The shape of the stype is forced to be the same shape as the row in the table. If we were folding in such a way that additional state properties were required this would not suffice. For example, if I wanted to pass a constant along (say the id of some prioritization list in a priority table), I would be forced to store this id in the table row to get the required shape, even though I don't want it to be stored in the underlying table.
The first argument to the sfunc, util.max_by_cols(), is the stype, but we are using the table name to populate that argument. Looking at the third example above where I join test_t x to test_t y, it is clear that I must use the alias of one of the tables (I used x in the example above). However, what I require is to be able to pass columns from both tables, x and y, in my use case. To be specific, table x is my main table, and table y holds the prioritization order for the attribute I am using to prioritize in table x. In other words I need:
select (util.max_by_cols(x join y, 'x.col1,x.col2,y.col3')).rc FROM test_t x join test_t y on x.rc=y.rc
That is, the shape of my stype is some subset of the columns of all of the tables being joined, plus any arbitrary items required for maintaining state during the fold.

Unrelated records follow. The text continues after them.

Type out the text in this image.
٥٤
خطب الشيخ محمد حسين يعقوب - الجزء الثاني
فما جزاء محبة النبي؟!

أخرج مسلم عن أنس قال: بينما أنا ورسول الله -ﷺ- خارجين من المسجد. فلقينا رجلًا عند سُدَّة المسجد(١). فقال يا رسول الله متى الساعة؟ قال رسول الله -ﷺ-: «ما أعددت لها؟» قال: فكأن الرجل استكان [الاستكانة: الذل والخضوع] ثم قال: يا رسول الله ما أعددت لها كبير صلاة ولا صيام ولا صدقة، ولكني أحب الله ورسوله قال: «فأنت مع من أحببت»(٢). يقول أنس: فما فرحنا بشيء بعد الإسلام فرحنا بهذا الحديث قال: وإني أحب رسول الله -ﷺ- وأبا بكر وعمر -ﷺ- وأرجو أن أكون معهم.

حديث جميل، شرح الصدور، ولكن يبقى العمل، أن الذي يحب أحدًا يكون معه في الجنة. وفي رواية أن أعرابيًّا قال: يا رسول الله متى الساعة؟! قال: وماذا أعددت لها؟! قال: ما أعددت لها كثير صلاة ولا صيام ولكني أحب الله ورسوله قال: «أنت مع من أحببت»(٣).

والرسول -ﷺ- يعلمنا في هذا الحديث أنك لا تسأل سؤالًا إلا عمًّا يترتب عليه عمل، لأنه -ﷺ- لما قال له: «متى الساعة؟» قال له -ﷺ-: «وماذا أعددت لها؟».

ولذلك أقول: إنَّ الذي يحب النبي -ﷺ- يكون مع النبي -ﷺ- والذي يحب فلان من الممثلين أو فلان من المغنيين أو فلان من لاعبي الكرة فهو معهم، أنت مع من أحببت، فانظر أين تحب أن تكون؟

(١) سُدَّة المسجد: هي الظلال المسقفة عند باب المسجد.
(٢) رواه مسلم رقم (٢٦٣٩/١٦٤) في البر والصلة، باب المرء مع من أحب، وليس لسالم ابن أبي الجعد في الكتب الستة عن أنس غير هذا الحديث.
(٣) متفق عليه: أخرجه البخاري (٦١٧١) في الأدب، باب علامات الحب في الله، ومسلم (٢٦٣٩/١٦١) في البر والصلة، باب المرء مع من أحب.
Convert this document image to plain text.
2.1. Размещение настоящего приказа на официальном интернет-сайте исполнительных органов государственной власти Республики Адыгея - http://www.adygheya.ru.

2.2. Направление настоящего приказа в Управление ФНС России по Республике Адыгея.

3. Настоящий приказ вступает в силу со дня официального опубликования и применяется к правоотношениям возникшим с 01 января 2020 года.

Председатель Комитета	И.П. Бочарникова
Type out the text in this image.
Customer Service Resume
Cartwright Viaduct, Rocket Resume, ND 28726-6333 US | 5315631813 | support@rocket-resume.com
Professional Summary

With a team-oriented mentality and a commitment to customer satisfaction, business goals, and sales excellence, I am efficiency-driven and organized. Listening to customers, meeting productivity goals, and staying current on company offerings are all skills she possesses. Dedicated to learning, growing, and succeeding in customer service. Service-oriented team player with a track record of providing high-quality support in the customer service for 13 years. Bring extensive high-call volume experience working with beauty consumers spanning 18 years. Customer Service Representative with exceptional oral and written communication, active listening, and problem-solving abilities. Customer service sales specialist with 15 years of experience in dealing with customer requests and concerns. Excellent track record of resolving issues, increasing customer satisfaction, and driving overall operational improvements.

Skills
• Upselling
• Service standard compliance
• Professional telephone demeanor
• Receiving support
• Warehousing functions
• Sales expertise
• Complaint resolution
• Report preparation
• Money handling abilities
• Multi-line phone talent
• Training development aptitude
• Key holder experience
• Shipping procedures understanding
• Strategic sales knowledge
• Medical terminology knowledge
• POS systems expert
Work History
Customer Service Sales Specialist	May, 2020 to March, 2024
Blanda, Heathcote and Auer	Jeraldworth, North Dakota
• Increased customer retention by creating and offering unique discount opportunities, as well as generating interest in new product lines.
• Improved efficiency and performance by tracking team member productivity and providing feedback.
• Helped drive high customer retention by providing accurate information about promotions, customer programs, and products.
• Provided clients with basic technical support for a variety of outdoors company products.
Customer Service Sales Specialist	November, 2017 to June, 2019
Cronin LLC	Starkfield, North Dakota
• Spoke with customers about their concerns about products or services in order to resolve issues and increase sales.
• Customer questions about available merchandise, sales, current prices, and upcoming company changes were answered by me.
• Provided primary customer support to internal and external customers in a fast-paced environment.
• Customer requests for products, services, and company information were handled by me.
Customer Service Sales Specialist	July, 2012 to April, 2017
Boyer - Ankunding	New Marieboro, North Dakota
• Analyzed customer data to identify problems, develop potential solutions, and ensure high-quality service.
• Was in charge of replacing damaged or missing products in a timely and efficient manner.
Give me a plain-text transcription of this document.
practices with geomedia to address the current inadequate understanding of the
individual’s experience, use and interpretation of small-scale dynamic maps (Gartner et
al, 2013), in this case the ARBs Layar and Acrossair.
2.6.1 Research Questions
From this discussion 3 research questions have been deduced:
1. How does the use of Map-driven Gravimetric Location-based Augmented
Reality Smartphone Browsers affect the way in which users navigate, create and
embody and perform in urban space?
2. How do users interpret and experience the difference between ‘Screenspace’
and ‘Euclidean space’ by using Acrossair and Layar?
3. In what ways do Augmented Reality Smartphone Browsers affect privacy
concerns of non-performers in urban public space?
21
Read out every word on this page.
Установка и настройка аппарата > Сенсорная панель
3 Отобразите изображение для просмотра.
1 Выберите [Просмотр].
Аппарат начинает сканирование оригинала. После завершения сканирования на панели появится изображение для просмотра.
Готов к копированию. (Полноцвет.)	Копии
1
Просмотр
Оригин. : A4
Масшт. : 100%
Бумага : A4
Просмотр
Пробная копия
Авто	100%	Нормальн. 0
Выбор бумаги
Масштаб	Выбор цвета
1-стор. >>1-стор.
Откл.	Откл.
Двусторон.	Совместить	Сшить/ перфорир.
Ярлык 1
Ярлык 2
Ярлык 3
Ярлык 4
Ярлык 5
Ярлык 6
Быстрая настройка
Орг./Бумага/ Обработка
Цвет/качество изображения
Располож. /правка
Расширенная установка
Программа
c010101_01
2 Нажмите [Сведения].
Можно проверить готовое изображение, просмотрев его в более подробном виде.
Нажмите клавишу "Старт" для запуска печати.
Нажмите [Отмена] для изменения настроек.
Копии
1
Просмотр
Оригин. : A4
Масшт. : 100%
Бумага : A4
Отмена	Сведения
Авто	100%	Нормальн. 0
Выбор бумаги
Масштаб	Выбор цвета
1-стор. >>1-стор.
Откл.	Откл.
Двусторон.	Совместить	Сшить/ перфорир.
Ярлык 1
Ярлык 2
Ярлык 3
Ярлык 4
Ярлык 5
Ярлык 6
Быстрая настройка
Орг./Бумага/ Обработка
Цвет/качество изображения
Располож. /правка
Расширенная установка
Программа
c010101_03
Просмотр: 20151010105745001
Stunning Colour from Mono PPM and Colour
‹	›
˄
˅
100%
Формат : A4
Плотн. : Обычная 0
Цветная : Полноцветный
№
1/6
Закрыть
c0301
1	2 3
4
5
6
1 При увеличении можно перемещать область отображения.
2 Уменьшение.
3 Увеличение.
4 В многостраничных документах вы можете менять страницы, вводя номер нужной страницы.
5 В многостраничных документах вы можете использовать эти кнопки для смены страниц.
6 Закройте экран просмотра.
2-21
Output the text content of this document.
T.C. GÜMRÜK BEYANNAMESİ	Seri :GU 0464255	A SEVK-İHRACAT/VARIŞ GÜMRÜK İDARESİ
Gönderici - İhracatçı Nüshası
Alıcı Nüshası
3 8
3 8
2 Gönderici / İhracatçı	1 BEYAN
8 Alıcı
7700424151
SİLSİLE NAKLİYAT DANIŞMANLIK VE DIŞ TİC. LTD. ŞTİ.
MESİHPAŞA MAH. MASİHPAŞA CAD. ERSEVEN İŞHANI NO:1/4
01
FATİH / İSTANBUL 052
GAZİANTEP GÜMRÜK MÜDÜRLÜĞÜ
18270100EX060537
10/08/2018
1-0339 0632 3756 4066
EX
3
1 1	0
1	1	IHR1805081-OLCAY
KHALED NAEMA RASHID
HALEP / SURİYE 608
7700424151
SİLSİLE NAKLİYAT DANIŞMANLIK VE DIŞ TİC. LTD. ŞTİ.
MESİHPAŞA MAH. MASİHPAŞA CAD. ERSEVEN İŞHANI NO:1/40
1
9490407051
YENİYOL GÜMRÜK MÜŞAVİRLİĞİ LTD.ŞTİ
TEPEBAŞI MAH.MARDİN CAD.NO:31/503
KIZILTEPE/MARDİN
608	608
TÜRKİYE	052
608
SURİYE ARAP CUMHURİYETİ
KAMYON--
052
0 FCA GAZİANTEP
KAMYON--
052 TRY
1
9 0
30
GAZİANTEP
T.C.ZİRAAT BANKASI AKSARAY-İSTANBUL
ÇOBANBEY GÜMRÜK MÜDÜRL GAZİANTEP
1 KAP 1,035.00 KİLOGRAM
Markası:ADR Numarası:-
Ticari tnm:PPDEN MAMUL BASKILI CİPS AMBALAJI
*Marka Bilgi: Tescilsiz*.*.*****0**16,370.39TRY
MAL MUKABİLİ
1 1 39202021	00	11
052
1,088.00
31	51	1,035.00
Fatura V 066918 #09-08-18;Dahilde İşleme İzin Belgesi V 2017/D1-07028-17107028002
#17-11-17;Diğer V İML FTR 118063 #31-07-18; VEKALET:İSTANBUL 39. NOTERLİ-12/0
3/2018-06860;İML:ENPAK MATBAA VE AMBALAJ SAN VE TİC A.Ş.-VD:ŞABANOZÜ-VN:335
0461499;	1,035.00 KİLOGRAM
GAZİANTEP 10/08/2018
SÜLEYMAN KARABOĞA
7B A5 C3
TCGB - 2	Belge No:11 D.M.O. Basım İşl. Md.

In general, the function should work in the following context:
select
t1.a, -- the group by key(s)
sum(t1.b), -- aggregating something in t1 or t2
f(t1.c, t2.d, t1.e, t1.f) -- our new function, f, picking t1.c
-- using ordering of (t2.d, t1.e, t1.f)
from t1 join t2 on t1.da = t2.da -- exactly one record in t2 matches
group by t1.a
In summary, the sql solution has two primary problems, it forces the shape of the stype (which limits the flexibility of the fold), and it limits the shape of the stype to columns from only a single table. It is true that the second limitation can be worked around with subqueries, but I am in an environment where the structure of the query is already programmatically generated and I would like to avoid changing that structure for this use case. Regardless, the limitation on the shape of the stype being equal to the shape of the row, is still problematic. I will fiddle more, but I would really love to see the C solution. Ultimately, seeing how this could be done in C would likely open up a world of more interesting possibilities in the future.